Drazen Petrovic, il “Mozart” dei canestri scomparso troppo presto

Il 7 giugno del ’93 in ogni appassionato di pallacanestro qualcosa si è spento per sempre. Su una superstrada tedesca un tragico incidente ci ha portato via uno dei più grandi talenti della storia della palla a spicchi, un ragazzone croato dal sorriso gentile e dalle mani fatate, con le quali riusciva a comporre su un campo da gioco una sinfonia cestistica inimitabile (tanto da meritarsi il soprannome di “Mozart dei canestri“, attribuitogli dal grande cronista sportivo Enrico Campana). Il nome di quel ragazzo era Drazen Petrovic.

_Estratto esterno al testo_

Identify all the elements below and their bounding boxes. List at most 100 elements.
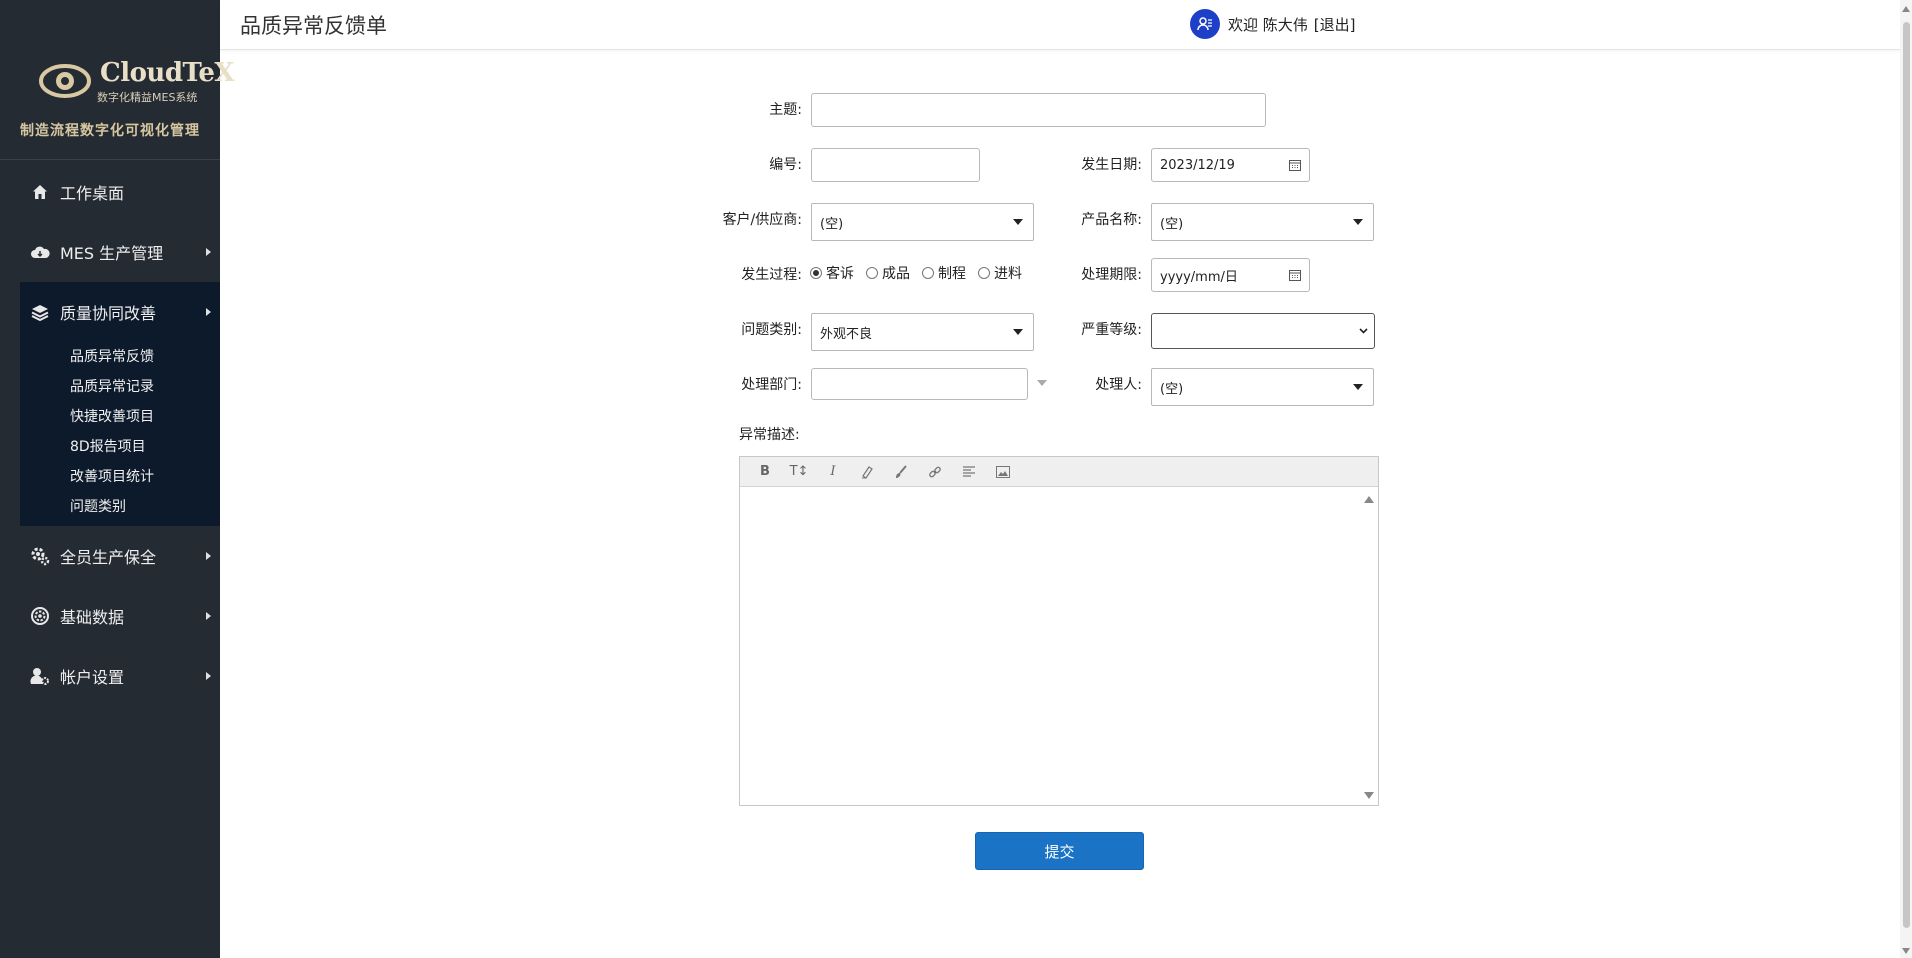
submenu-quality: 品质异常反馈 品质异常记录 快捷改善项目 8D报告项目 改善项目统计 问题类别 (20, 342, 220, 526)
user-area: 欢迎 陈大伟 [退出] (1190, 9, 1356, 39)
sidebar-item-mes[interactable]: MES 生产管理 (0, 222, 220, 282)
sidebar-item-workspace[interactable]: 工作桌面 (0, 162, 220, 222)
sidebar-group-quality: 质量协同改善 品质异常反馈 品质异常记录 快捷改善项目 8D报告项目 改善项目统… (20, 282, 220, 526)
sidebar-item-label: MES 生产管理 (60, 244, 164, 263)
scroll-down-icon[interactable] (1902, 948, 1910, 954)
sidebar-item-basic-data[interactable]: 基础数据 (0, 586, 220, 646)
customer-label: 客户/供应商: (722, 212, 802, 228)
chevron-right-icon (206, 248, 211, 256)
link-icon[interactable] (922, 461, 948, 483)
bold-icon[interactable]: B (752, 461, 778, 483)
layers-icon (30, 302, 50, 322)
font-size-icon[interactable]: T↕ (786, 461, 812, 483)
chevron-right-icon (206, 612, 211, 620)
radio-label: 客诉 (826, 266, 854, 282)
submenu-item-8d-report[interactable]: 8D报告项目 (20, 432, 220, 462)
radio-dot (922, 267, 934, 279)
severity-select[interactable] (1151, 313, 1375, 349)
description-editor: B T↕ I (739, 456, 1379, 806)
logo-subtitle: 数字化精益MES系统 (97, 91, 198, 104)
handler-label: 处理人: (1095, 377, 1142, 393)
radio-incoming[interactable]: 进料 (978, 263, 1022, 283)
product-value: (空) (1160, 216, 1184, 232)
italic-icon[interactable]: I (820, 461, 846, 483)
category-value: 外观不良 (820, 326, 873, 342)
submenu-item-quality-feedback[interactable]: 品质异常反馈 (20, 342, 220, 372)
sidebar: CloudTeX 数字化精益MES系统 制造流程数字化可视化管理 工作桌面 ME… (0, 0, 235, 958)
radio-complaint[interactable]: 客诉 (810, 263, 854, 283)
handler-value: (空) (1160, 381, 1184, 397)
home-icon (30, 182, 50, 202)
dept-input[interactable] (811, 368, 1028, 400)
chevron-right-icon (206, 552, 211, 560)
chevron-down-icon (1013, 329, 1023, 335)
scroll-up-icon[interactable] (1364, 496, 1374, 503)
number-input[interactable] (811, 148, 980, 182)
logo-title: CloudTeX (100, 58, 235, 88)
customer-select[interactable]: (空) (811, 203, 1034, 241)
logout-link[interactable]: [退出] (1314, 14, 1356, 35)
chevron-right-icon (206, 672, 211, 680)
submit-button[interactable]: 提交 (975, 832, 1144, 870)
sidebar-item-quality[interactable]: 质量协同改善 (20, 282, 220, 342)
subject-input[interactable] (811, 93, 1266, 127)
editor-content-area[interactable] (740, 488, 1378, 805)
radio-label: 成品 (882, 266, 910, 282)
chevron-down-icon (1359, 328, 1368, 334)
logo-slogan: 制造流程数字化可视化管理 (20, 123, 200, 139)
align-icon[interactable] (956, 461, 982, 483)
image-icon[interactable] (990, 461, 1016, 483)
subject-label: 主题: (769, 102, 802, 118)
description-label: 异常描述: (739, 427, 800, 443)
process-radio-group: 客诉 成品 制程 进料 (810, 263, 1034, 283)
product-select[interactable]: (空) (1151, 203, 1374, 241)
calendar-icon[interactable] (1289, 159, 1301, 171)
calendar-icon[interactable] (1289, 269, 1301, 281)
sidebar-item-label: 全员生产保全 (60, 548, 157, 567)
sidebar-item-account[interactable]: 帐户设置 (0, 646, 220, 706)
sidebar-item-label: 基础数据 (60, 608, 125, 627)
page-scrollbar[interactable] (1900, 0, 1912, 958)
welcome-text: 欢迎 陈大伟 (1228, 15, 1308, 34)
submenu-item-improvement-stats[interactable]: 改善项目统计 (20, 462, 220, 492)
sidebar-item-label: 质量协同改善 (60, 304, 157, 323)
radio-finished[interactable]: 成品 (866, 263, 910, 283)
scroll-down-icon[interactable] (1364, 792, 1374, 799)
severity-label: 严重等级: (1081, 322, 1142, 338)
header: 品质异常反馈单 欢迎 陈大伟 [退出] (220, 0, 1900, 50)
deadline-input[interactable]: yyyy/mm/日 (1151, 258, 1310, 292)
radio-label: 进料 (994, 266, 1022, 282)
deadline-placeholder: yyyy/mm/日 (1160, 269, 1238, 285)
category-label: 问题类别: (741, 322, 802, 338)
chevron-down-icon (1353, 384, 1363, 390)
date-input[interactable]: 2023/12/19 (1151, 148, 1310, 182)
sidebar-item-maintenance[interactable]: 全员生产保全 (0, 526, 220, 586)
chevron-right-icon (206, 308, 211, 316)
radio-dot (866, 267, 878, 279)
date-label: 发生日期: (1081, 157, 1142, 173)
logo-area: CloudTeX 数字化精益MES系统 制造流程数字化可视化管理 (0, 0, 235, 160)
user-settings-icon (30, 666, 50, 686)
sidebar-item-label: 工作桌面 (60, 184, 125, 203)
handler-select[interactable]: (空) (1151, 368, 1374, 406)
chevron-down-icon (1353, 219, 1363, 225)
number-label: 编号: (769, 157, 802, 173)
radio-dot (810, 267, 822, 279)
date-value: 2023/12/19 (1160, 157, 1235, 173)
avatar (1190, 9, 1220, 39)
highlight-icon[interactable] (854, 461, 880, 483)
brush-icon[interactable] (888, 461, 914, 483)
gears-icon (30, 546, 50, 566)
submenu-item-quick-improvement[interactable]: 快捷改善项目 (20, 402, 220, 432)
product-label: 产品名称: (1081, 212, 1142, 228)
radio-dot (978, 267, 990, 279)
chevron-down-icon (1013, 219, 1023, 225)
submenu-item-problem-category[interactable]: 问题类别 (20, 492, 220, 522)
radio-process[interactable]: 制程 (922, 263, 966, 283)
logo-icon (39, 64, 91, 98)
scroll-thumb[interactable] (1903, 22, 1910, 928)
editor-toolbar: B T↕ I (740, 457, 1378, 487)
submenu-item-quality-records[interactable]: 品质异常记录 (20, 372, 220, 402)
category-select[interactable]: 外观不良 (811, 313, 1034, 351)
scroll-up-icon[interactable] (1902, 6, 1910, 12)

La sua stella, nel firmamento del basket, splende di una luce abbagliante, perchè grazie alla classe e alla voglia di non mollare ha vinto tutto ciò che c’era da vincere in Europa e, dopo essere sbarcato in America e aver trascorso stagioni difficili in panchina, ha radicalmente cambiato lo status dei giocatori europei (e in generale non americani) negli Stati Uniti. Oggi vedere un giovane italiano, spagnolo o francese in un quintetto Nba è normale, ma senza un pioniere come Petrovic, capace nei suoi anni migliori di essere seconda miglior guardia dopo Michael Jordan e terzo quintetto Nba (nel ruolo, tra l’altro, più inflazionato di giocatori di talento), forse molti di loro sarebbero rimasti a calcare i parquet del vecchio continente.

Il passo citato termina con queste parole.